ID EN

2025 Puskas Award Winner Selection No Longer Based on Voting, Can Rizky Ridho Win?

Saturday, 15 November 2025 | 12:25

Author: Respaty Gilang

Rizky Ridho
Rizky Ridho.
Source: Antara News

The Puskas Award (the award for the best goal) was previously known as an event entirely determined by public voting. However, after the controversy in 2018, FIFA revamped the selection mechanism to make the process fairer and more balanced. 

The core principle now is that the winner is determined by two elements: public votes and the assessment of a FIFA expert panel/legends.

For the 2025 edition, FIFA released the nomination list, including videos of all candidate goals, and provided a public voting mechanism through FIFA's official website. However, the final result isn't solely measured by fan vote accumulation; the expert panel (often called the FIFA Legends panel or jury) plays a decisive role in the final round. 

The weighting of votes between fans and panelists ensures victory doesn't depend entirely on netizen numbers alone.

Rizky Ridho's (Persija and Indonesian national team defender) inclusion in the 2025 Puskás Award nomination list is a historic moment. Indonesian players rarely appear at such international nomination levels, especially alongside big names from top European and American competitions. Many Indonesian media outlets immediately highlighted this news and urged supporters to vote via FIFA's official platform. 

Theoretically, and based on other international awards that previously relied on fan voting, if winners were solely determined by public vote counts, candidates from countries with large populations and active internet users would hold significant advantages. 

Indonesia, with its massive and socially active football supporter base, could drive massive voting for a local candidate. This means if only the public decided, Rizky Ridho's chance to overtake big names through unified Indonesian netizen support could be substantial. However, it must be emphasized this is a hypothetical scenario, not the current reality. 

The post-2018 mechanism change aims to balance public preference with technical/aesthetic evaluation by the expert panel. In practice, the public selects the shortlist or ranks choices, then the jury panel evaluates technical quality, goal context, difficulty level, creativity, and historical significance. 
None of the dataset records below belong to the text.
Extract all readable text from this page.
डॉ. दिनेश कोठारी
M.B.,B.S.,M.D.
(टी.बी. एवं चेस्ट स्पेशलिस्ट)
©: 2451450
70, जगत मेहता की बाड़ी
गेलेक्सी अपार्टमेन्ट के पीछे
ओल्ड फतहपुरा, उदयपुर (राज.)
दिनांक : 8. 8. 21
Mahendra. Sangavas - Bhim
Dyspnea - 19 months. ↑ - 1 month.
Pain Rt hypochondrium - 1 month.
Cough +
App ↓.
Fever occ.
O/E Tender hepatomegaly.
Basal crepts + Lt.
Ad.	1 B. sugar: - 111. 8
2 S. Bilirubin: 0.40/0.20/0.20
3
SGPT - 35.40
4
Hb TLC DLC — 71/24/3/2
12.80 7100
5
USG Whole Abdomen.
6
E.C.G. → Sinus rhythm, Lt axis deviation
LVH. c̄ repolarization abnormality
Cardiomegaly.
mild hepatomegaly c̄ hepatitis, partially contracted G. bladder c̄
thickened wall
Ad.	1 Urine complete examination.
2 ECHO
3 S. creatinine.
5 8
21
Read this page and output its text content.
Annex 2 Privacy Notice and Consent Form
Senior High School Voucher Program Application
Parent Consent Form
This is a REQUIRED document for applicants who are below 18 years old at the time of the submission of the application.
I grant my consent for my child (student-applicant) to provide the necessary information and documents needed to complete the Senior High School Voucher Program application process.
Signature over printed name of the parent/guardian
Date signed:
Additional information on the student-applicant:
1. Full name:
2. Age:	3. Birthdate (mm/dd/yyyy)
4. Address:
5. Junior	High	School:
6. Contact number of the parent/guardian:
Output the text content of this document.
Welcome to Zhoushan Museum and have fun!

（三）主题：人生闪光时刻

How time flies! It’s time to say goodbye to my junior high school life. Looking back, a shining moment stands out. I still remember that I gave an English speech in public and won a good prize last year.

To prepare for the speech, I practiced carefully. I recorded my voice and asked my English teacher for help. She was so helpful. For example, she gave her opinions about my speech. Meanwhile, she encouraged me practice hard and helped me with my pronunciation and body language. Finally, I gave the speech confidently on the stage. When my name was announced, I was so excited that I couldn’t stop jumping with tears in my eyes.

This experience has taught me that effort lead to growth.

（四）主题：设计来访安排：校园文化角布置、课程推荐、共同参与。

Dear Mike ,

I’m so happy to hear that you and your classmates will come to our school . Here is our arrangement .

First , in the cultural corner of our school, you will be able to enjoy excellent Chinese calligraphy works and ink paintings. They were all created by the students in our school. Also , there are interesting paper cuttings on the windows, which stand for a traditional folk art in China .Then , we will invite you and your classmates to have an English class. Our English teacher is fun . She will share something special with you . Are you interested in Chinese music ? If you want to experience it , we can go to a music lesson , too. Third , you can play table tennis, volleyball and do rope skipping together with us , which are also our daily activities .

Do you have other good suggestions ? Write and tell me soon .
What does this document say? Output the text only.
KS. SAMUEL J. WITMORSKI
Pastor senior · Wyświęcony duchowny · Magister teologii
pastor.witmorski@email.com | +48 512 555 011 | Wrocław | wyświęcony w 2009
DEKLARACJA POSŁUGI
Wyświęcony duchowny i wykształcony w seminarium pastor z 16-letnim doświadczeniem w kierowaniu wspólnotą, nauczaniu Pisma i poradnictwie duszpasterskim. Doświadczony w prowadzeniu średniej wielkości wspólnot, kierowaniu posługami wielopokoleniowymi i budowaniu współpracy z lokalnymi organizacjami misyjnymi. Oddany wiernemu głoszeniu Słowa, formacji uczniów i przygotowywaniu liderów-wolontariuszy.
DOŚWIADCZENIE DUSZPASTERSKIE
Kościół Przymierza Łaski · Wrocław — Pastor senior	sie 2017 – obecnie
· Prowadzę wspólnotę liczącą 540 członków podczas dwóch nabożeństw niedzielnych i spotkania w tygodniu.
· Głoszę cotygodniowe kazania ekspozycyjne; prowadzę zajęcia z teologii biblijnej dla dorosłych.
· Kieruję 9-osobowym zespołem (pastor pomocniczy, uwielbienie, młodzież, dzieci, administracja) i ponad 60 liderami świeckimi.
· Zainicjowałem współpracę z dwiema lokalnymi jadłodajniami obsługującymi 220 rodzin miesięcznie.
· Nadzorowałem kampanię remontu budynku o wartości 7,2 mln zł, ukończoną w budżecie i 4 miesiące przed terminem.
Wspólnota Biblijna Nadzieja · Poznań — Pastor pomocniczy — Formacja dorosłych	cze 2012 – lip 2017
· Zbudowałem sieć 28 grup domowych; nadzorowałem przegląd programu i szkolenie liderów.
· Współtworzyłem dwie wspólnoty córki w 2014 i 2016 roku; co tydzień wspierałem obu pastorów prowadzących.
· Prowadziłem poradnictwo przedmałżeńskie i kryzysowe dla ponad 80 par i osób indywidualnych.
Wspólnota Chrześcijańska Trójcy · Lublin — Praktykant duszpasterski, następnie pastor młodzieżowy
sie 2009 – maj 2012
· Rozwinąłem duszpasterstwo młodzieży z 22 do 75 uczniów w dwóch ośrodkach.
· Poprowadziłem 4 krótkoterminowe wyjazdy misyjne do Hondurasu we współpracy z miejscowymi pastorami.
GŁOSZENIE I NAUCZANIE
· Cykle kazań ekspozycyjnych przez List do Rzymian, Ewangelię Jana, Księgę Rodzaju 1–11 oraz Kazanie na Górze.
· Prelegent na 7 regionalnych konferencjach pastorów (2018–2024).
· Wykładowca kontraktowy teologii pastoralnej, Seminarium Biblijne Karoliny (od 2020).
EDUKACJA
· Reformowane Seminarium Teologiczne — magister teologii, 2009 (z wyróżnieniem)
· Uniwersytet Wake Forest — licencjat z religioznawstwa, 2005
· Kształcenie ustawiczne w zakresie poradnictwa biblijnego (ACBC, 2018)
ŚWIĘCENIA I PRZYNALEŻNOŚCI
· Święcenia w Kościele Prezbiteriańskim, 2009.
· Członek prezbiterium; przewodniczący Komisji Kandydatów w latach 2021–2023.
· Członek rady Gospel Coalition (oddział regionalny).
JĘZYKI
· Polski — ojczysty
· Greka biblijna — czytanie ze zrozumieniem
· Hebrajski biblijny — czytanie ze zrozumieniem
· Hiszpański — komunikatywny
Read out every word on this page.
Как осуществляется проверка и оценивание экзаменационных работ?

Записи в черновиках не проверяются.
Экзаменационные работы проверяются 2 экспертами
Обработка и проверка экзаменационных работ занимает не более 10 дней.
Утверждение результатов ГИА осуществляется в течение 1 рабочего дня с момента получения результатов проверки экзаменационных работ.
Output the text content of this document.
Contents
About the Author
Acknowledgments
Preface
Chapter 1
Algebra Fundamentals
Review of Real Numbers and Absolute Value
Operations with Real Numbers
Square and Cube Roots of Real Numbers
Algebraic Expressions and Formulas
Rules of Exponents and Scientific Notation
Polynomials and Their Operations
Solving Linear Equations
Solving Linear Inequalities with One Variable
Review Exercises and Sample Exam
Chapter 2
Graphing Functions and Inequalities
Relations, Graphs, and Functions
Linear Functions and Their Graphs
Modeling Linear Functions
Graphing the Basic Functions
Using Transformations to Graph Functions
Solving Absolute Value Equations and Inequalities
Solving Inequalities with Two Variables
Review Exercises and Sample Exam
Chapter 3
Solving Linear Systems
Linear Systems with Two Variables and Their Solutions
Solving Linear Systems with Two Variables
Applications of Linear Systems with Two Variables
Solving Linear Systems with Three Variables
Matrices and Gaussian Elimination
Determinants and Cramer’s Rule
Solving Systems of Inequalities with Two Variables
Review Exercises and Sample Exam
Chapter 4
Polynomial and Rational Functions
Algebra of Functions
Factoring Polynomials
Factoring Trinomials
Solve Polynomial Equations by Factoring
Thus, while public support is crucial and may determine the top three contenders, the final decision also hinges on the panel's judgment, which may prioritize aspects beyond popularity. 

The current Puskas rule combines public voting and panel assessment. So although massive netizen support helps, the outcome isn't purely about click quantities.

Rizky Ridho's inclusion is immensely valuable for Indonesian football exposure, with a genuine winning opportunity if public backing is paired with convincing presentation of the goal's context and quality to the jury.